Это его спокойное, будто заранее запланированное бахвальство, самоуверенное издевательство перед останками жертвы заставило меня сдержаться.

— Бьюсь об заклад, — холодно сказал я. — Говорите!

— Вы уж меня не подгоняйте, — сказал он таким тоном, словно был князем, любезно согласившимся уделить мне аудиенцию. — Я расскажу потому, что это меня забавляет, Тихий, потому, что это веселая историйка, и, повторяя ее, я получу удовольствие, а не потому, что вы мне грозили. Я не боюсь угроз, Тихий. Но оставим это. Тихий, вы слыхали о Малленегсе?
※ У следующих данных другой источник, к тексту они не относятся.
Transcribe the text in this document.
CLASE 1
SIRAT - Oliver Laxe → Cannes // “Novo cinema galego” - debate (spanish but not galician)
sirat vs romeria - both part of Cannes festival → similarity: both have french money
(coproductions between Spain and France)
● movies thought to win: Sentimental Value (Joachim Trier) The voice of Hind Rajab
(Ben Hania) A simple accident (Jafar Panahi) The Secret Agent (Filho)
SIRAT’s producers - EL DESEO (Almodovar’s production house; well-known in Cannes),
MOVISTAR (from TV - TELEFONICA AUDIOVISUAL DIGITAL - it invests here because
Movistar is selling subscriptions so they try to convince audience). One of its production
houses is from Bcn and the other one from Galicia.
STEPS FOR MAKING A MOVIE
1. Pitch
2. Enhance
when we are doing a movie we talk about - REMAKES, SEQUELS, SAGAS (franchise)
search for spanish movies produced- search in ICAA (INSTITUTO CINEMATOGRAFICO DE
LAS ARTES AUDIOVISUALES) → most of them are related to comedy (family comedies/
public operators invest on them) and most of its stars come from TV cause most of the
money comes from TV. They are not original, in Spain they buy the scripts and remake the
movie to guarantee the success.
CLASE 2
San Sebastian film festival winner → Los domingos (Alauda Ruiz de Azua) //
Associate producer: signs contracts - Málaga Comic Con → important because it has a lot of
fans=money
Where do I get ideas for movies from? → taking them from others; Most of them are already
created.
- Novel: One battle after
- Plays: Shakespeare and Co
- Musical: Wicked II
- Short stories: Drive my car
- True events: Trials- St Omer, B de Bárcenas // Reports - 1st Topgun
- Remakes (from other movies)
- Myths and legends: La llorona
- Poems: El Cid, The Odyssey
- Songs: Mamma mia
— Да, — ответил я, уже основательно успокоившись. В конце концов во мне есть что-то от исследователя, и я знаю, когда нужно сохранять хладнокровие. — Он опубликовал несколько работ о денатурировании белковых частиц…
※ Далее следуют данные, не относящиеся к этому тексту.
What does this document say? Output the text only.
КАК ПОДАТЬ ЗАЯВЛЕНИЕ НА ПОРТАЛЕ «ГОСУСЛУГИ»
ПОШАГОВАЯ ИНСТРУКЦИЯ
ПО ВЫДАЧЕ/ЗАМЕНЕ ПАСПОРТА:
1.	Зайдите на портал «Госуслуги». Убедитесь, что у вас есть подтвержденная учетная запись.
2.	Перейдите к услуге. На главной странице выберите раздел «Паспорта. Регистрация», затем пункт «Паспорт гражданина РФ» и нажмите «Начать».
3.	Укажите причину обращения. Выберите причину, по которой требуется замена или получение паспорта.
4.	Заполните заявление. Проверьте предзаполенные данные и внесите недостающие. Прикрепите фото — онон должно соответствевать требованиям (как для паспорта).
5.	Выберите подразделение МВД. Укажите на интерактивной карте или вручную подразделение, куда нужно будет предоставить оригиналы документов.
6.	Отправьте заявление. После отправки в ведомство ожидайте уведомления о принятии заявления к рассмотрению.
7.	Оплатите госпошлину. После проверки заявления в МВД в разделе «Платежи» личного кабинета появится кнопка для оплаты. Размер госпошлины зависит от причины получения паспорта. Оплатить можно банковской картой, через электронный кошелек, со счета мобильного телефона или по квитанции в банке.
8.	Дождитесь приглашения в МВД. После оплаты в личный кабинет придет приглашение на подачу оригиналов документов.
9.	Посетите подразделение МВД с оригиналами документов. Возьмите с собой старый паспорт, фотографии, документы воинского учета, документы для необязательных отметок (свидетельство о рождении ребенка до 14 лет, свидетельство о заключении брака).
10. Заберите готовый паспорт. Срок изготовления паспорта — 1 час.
— Превосходно, — заявил он поистине профессорским тоном и поглядел на меня с интересом, будто, наконец, открыл во мне черту, которая заслуживает хоть тени уважения. — Но, кроме этого, он разработал метод синтеза больших молекул белка, искусственных белковых растворов, которые жили, заметьте. Это были такие клеевые желе… он обожал их. Ежедневно он кормил их, так сказать… Да, сыпал им сахар, углеводороды, а они, эти желе, эти бесформенные праамебы, поглощали все, так что любо смотреть, и росли себе, сначала в маленьких стеклянных чашках Петри… Он перемещал их в сосуды побольше… нянчился с ними, всю лабораторию загромоздил ими… Они у него подыхали, начинали разлагаться, думаю от неправильной диеты, тогда он неистовствовал… Носился, размахивая бородой, которой вечно попадал в свой любимый клей… Но большего он не достиг… Ну, он был слишком глуп, надо было иметь побольше… здесь, — он коснулся пальцем лысины, которая блестела под низко опущенной на проводе лампой, как выточенная из слоновой кости. А потом за дело взялся я. Не буду много рассказывать, это интересно лишь специалистам; а те, кто по-настоящему могли бы понять величие сделанного мною, еще не родились… Короче говоря, я создал белковую макромолекулу, которую можно так же установить на определенный тип развития, как устанавливают на определенный час стрелки будильника… нет, это неподходящий пример. Об однояйцевых близнецах вы, разумеется, знаете?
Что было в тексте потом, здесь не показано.